離縁を告げた夜、堅物御曹司の不器用な恋情が激愛豹変する
『一度これだ、と決めてしまえば、夫婦の中できっとその花は特別なものになる。花に疎いお前のことだから名前は覚えられないかもしれないが、見かけた時には必ず悠花さんを思い浮かべて、安心したり元気をもらえたりする。花を贈られた悠花さんの方も、見るたびにお前を思い出すだろう』
瀬戸山の解説になるほどと思いながら、俺はひとつのバケツの前で視線を止める。
フリルのような花びらが幾重にも重なり合って丸い花の形をつくっている、清楚な白い花。これこそ、悠花のイメージにぴったりではないだろうか。
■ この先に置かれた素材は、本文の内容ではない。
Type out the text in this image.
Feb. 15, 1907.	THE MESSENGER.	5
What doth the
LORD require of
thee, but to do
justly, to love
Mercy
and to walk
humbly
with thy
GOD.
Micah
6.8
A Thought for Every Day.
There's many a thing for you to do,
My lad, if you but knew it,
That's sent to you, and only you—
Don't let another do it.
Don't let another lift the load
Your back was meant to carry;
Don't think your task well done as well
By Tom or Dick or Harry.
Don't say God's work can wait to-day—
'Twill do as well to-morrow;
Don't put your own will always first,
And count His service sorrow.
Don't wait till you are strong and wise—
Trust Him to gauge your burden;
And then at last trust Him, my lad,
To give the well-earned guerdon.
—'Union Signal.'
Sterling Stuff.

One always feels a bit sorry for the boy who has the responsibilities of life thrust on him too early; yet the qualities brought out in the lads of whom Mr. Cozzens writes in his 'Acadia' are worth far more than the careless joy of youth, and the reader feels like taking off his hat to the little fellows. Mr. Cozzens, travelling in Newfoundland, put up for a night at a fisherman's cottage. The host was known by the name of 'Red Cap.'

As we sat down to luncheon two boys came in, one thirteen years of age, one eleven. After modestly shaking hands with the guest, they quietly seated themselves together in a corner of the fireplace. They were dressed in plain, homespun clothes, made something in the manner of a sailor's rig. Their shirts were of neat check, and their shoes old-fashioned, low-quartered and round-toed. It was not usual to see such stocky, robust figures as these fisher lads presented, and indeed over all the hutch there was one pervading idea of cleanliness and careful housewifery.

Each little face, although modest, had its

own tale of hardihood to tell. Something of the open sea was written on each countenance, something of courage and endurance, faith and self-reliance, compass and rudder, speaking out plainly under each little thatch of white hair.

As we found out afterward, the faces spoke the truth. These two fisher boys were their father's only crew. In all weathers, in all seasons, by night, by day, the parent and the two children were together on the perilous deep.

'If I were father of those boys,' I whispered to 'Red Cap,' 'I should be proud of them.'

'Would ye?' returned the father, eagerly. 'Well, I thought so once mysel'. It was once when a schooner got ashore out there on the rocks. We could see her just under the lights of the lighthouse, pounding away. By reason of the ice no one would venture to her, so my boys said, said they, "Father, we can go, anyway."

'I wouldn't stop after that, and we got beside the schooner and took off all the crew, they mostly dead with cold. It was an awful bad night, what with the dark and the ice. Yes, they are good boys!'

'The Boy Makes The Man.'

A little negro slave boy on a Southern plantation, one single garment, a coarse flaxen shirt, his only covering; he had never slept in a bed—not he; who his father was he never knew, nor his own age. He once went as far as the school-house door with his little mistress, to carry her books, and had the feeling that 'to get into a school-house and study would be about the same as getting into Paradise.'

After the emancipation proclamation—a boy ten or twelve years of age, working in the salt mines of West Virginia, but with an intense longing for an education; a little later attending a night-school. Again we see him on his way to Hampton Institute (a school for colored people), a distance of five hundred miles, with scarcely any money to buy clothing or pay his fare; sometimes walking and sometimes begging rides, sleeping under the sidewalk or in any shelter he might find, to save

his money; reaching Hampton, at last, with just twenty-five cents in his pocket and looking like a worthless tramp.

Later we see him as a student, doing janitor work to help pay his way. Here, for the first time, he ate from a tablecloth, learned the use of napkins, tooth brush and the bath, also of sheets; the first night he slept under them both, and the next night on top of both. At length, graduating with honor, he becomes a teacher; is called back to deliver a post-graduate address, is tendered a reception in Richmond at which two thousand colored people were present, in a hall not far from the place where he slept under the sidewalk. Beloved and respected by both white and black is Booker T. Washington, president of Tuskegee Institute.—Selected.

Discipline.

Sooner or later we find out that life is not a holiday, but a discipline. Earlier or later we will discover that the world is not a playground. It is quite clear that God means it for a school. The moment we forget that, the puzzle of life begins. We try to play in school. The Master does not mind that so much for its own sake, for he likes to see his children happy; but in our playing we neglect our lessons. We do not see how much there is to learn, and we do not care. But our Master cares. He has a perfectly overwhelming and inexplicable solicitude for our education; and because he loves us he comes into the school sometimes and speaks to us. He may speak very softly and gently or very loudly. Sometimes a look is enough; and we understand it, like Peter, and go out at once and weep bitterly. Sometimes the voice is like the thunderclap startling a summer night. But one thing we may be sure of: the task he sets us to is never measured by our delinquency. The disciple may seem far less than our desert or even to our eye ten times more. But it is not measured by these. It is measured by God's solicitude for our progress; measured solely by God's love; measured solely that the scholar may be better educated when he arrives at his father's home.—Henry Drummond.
瀬戸山に聞かせるように、プライスカードに書かれた文字を読み上げる。
「トルコキキョウ……」
『ああ、いいんじゃないか? とても人気の花だし、悠花さんによく似合う』
同じ高校の後輩である悠花とは、瀬戸山も顔見知り。結婚式でも世話になったし、悠花も信頼しているように思う。
そんな彼も推してくれる花なら、間違いはないだろう。
「……わかった。お前を信じてこの花を買う」
『そんなに鬼気迫らなくても。花をもらって喜ばない女性はいないんだから、もっと気楽に買えばいいんだよ』
「悪いがこっちは離婚するかしないかの瀬戸際なんだ。……アドバイスには礼を言う。それじゃ、また」
『え、離婚ってお前――』
瀬戸山がまだなにか言っている声がしたが、一刻も早く悠花に花を届けたくて一方的に通話を終える。
数人いる女性店員の中で責任者と思われるひとりを呼んで、トルコキキョウの花束が欲しいと告げた。